The former president has denied wrongdoing.
Several days after the Supreme Court rejected his appeal, Mr. Martinelli filed a criminal complaint with Panama’s National Assembly, accusing Panama’s president and vice president of attempted murder. The complaint alleged that a person close to the president’s office had warned of a plot to assassinate Mr. Martinelli to prevent him from becoming president.
The current president, Laurentino Cortizo, has denied the claim.
As the country’s headlines focused on Martinelli’s condition, the streets of Panama City on Friday were packed with people rushing to do their shopping ahead of the start of Carnival, a holiday celebrated four days before Ash Wednesday. which includes parades and dancing in the streets at night.
Some said they supported Mr. Martinelli, pointing to how he had led the country through a period of strong economic growth, accompanied by a multibillion-dollar expansion of the Panama Canal.
At a bus terminal, Tais Saldaña, a 23-year-old speech therapy student, said she planned to vote for Mr. Martinelli — and that if not for the celebrations, people would be protesting to support him.
“Politics is dirty,” Ms. Saldaña said. “The fact that he has been excluded takes away the opportunity for Panama to choose freely, to support a candidate who because of his experience or what he has done in previous years is a favorite of Panamanians.”
At the entrance to the Panama Canal, Joel Alvarado, a 28-year-old driver, said he did not believe Mr. Martinelli was the victim of political persecution. “He’s done good things, that’s true, but that doesn’t justify us being robbed. That we work every day and our taxes are stolen is not fair,” he said.
Although Nicaragua is run by a left-wing government, the conservative Mr. Martinelli said in an interview with CNN a few days ago that he has “great love and respect for Nicaragua.”
Nicaragua has become increasingly authoritarian, and its officials face sanctions from the United States for stripping political dissidents of their citizenship. The country also freezes the property of its critics.
But Nicaragua has a history of providing safe haven to politicians under criminal investigation, said Manuel Orozco, director of the migration, remittances and development program at the Inter-American Dialogue, a Washington think tank.

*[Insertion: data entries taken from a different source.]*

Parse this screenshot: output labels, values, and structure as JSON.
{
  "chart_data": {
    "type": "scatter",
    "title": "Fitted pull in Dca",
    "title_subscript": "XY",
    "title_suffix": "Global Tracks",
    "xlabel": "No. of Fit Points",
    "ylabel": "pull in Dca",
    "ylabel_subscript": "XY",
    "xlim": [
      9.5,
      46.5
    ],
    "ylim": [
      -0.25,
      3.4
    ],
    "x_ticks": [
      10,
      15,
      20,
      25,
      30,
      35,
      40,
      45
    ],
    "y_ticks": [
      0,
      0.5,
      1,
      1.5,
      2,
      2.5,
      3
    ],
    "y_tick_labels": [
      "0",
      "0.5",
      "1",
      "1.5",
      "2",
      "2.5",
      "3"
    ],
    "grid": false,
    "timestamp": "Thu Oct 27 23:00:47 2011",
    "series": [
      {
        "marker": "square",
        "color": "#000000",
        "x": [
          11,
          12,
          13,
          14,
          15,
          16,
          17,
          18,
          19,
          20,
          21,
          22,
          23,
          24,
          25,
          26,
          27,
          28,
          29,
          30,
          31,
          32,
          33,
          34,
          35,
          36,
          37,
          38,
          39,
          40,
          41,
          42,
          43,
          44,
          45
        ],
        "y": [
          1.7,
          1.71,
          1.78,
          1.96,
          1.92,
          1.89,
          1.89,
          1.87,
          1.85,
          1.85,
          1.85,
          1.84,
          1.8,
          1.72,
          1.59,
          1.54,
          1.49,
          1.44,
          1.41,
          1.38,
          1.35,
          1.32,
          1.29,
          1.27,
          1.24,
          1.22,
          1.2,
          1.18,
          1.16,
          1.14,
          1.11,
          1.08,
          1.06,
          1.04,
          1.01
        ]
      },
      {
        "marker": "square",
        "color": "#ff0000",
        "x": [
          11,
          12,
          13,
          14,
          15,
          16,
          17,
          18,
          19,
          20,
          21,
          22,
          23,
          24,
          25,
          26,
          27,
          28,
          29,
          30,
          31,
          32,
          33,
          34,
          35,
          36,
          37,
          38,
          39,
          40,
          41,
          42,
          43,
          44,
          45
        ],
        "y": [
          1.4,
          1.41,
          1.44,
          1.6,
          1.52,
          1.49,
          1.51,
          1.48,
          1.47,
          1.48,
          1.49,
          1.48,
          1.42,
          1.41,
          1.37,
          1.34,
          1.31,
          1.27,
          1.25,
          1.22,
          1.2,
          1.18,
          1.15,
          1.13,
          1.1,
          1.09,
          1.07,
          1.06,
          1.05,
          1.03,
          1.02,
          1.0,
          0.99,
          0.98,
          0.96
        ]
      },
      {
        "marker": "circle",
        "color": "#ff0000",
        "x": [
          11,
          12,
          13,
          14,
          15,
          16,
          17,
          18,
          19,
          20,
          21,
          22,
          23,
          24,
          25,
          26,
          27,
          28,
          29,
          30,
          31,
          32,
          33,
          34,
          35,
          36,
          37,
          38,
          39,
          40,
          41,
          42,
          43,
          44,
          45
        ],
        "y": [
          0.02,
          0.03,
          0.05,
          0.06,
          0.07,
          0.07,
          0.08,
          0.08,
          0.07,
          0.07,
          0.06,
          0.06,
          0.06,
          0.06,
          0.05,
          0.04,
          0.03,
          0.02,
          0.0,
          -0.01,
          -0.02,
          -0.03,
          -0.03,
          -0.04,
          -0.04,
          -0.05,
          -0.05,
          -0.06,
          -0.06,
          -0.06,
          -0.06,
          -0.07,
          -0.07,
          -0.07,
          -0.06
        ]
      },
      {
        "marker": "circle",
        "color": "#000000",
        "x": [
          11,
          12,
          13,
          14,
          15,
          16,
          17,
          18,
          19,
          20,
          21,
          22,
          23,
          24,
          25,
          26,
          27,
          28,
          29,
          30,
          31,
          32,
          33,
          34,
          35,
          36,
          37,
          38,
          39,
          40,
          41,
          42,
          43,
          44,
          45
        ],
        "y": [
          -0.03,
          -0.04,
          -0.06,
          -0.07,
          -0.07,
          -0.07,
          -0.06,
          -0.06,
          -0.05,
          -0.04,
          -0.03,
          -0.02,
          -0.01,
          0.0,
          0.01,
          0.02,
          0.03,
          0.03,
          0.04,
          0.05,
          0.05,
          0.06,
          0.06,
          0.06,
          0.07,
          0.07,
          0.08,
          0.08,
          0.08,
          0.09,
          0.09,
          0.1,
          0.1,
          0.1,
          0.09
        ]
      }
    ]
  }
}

In the last decade, for example, Nicaragua granted asylum to two former presidents of El Salvador.
Mr Martinelli has faced previous criminal investigations. In 2021, he was acquitted on charges of wiretapping opponents and journalists. He is also embroiled in a pending court case related to a multinational bribery scandal involving the Brazilian construction company Odebrecht.
Asked for comment on the Panama situation, the State Department said it had previously barred Mr. Martinelli from the United States for accepting bribes in exchange for government contracts while he was president.
“The United States and Panama promote shared democratic values ​​of accountability, rule of law, and transparency,” it said in a statement.
Mary Triny Zea contributed reporting from Panama City.